For this vectorial function I want to evaluate the jacobian:
import jax
import jax.numpy as jnp
def myf(arr, phi_0, phi_1, phi_2, lambda_0, R):
arr = jnp.deg2rad(arr)
phi_0 = jnp.deg2rad(phi_0)
phi_1 = jnp.deg2rad(phi_1)
phi_2 = jnp.deg2rad(phi_2)
lambda_0 = jnp.deg2rad(lambda_0)
n = jnp.sin(phi_1)
F = 2.0
rho_0 = 1.0
rho = R*F*(1/jnp.tan(jnp.pi/4 + arr[1]/2))**n
x_L = rho*jnp.sin(n*(arr[0] - lambda_0))
y_L = rho_0 - rho*jnp.cos(n*(arr[0] - lambda_0))
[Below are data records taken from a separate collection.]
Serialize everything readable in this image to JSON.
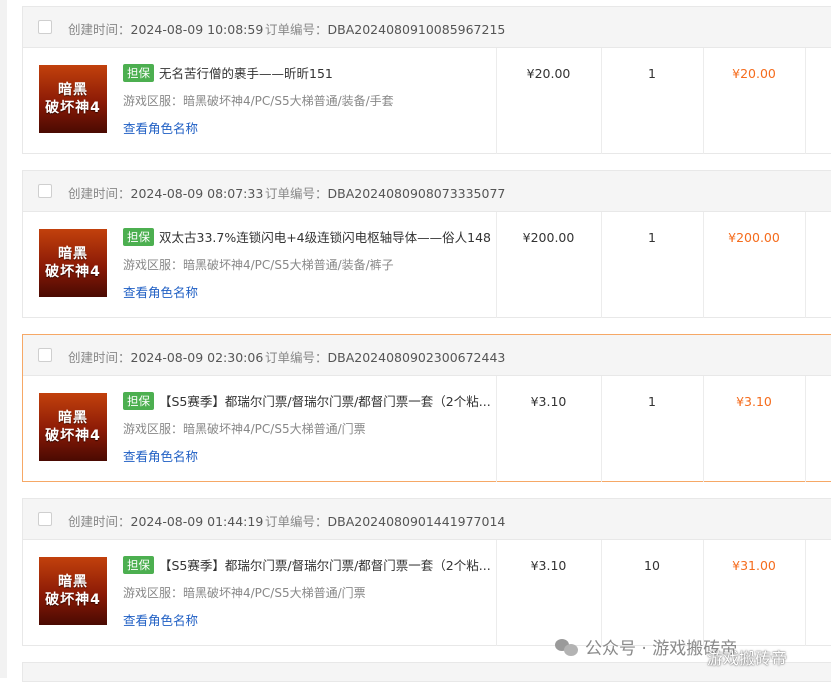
{
  "header_labels": {
    "created": "创建时间：",
    "order_no": "订单编号："
  },
  "orders": [
    {
      "created_time": "2024-08-09 10:08:59",
      "order_no": "DBA2024080910085967215",
      "game_icon_lines": [
        "暗黑",
        "破坏神4"
      ],
      "badge": "担保",
      "title": "无名苦行僧的裹手——昕昕151",
      "region": "游戏区服：暗黑破坏神4/PC/S5大梯普通/装备/手套",
      "view_role": "查看角色名称",
      "price": "¥20.00",
      "qty": "1",
      "total": "¥20.00"
    },
    {
      "created_time": "2024-08-09 08:07:33",
      "order_no": "DBA2024080908073335077",
      "game_icon_lines": [
        "暗黑",
        "破坏神4"
      ],
      "badge": "担保",
      "title": "双太古33.7%连锁闪电+4级连锁闪电枢轴导体——俗人148",
      "region": "游戏区服：暗黑破坏神4/PC/S5大梯普通/装备/裤子",
      "view_role": "查看角色名称",
      "price": "¥200.00",
      "qty": "1",
      "total": "¥200.00"
    },
    {
      "created_time": "2024-08-09 02:30:06",
      "order_no": "DBA2024080902300672443",
      "game_icon_lines": [
        "暗黑",
        "破坏神4"
      ],
      "badge": "担保",
      "title": "【S5赛季】都瑞尔门票/督瑞尔门票/都督门票一套（2个粘...",
      "region": "游戏区服：暗黑破坏神4/PC/S5大梯普通/门票",
      "view_role": "查看角色名称",
      "price": "¥3.10",
      "qty": "1",
      "total": "¥3.10"
    },
    {
      "created_time": "2024-08-09 01:44:19",
      "order_no": "DBA2024080901441977014",
      "game_icon_lines": [
        "暗黑",
        "破坏神4"
      ],
      "badge": "担保",
      "title": "【S5赛季】都瑞尔门票/督瑞尔门票/都督门票一套（2个粘...",
      "region": "游戏区服：暗黑破坏神4/PC/S5大梯普通/门票",
      "view_role": "查看角色名称",
      "price": "¥3.10",
      "qty": "10",
      "total": "¥31.00"
    }
  ],
  "watermark": {
    "icon": "wechat-icon",
    "text": "公众号 · 游戏搬砖帝",
    "overlay": "游戏搬砖帝"
  },
  "colors": {
    "accent_orange": "#f56c1d",
    "badge_green": "#4caf50",
    "link_blue": "#1f5fc4",
    "highlight_border": "#f6a866"
  }
}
return jnp.array([x_L,y_L])
arr = jnp.array([-18.1, 29.9])
jax.jacobian(myf)(arr, 29.5, 29.5, 29.5, -17.0, R=1)
I obtain
[[ 0.01312758 0.00014317]
[-0.00012411 0.01514319]]
I'm in shock with these values. Take for instance the element [0][0], 0.01312758. We know it's the partial of x_L with respect to the variable arr[0]. Whether by hand or using sympy that derivative is ~0.75.
from sympy import *
x, y = symbols('x y')
x_L = (2.0*(1/tan(3.141592/4 + y/2))**0.492)*sin(0.492*(x + 0.2967))
deriv = Derivative(x_L, x)
deriv.doit()
deriv.doit().evalf(subs={x: -0.3159, y: 0.52})
0.752473089673695
(inserting x, y, that are arr[0] and arr[1] already in radians). This is also the result I obtain by hand. What is happening with Jax results? I can't see what I'm doing bad.
Your JAX snippet inputs degrees, and so its gradient has units of 1/degrees, while your sympy snippet inputs radians, and so its gradient has units of 1/radians. If you convert the jax outputs to 1/radians (i.e. multiply the jax outputs by 180 / pi), you'll get the result you're looking for:
result = jax.jacobian(myf)(arr, 29.5, 29.5, 29.5, -17.0, R=1)
print(result * 180 / jnp.pi)
[[ 0.7521549 0.00820279]
[-0.00711098 0.8676407 ]]
Alternatively, you could rewrite myf to accept inputs in units of radians and get the expected result by taking its gradient directly.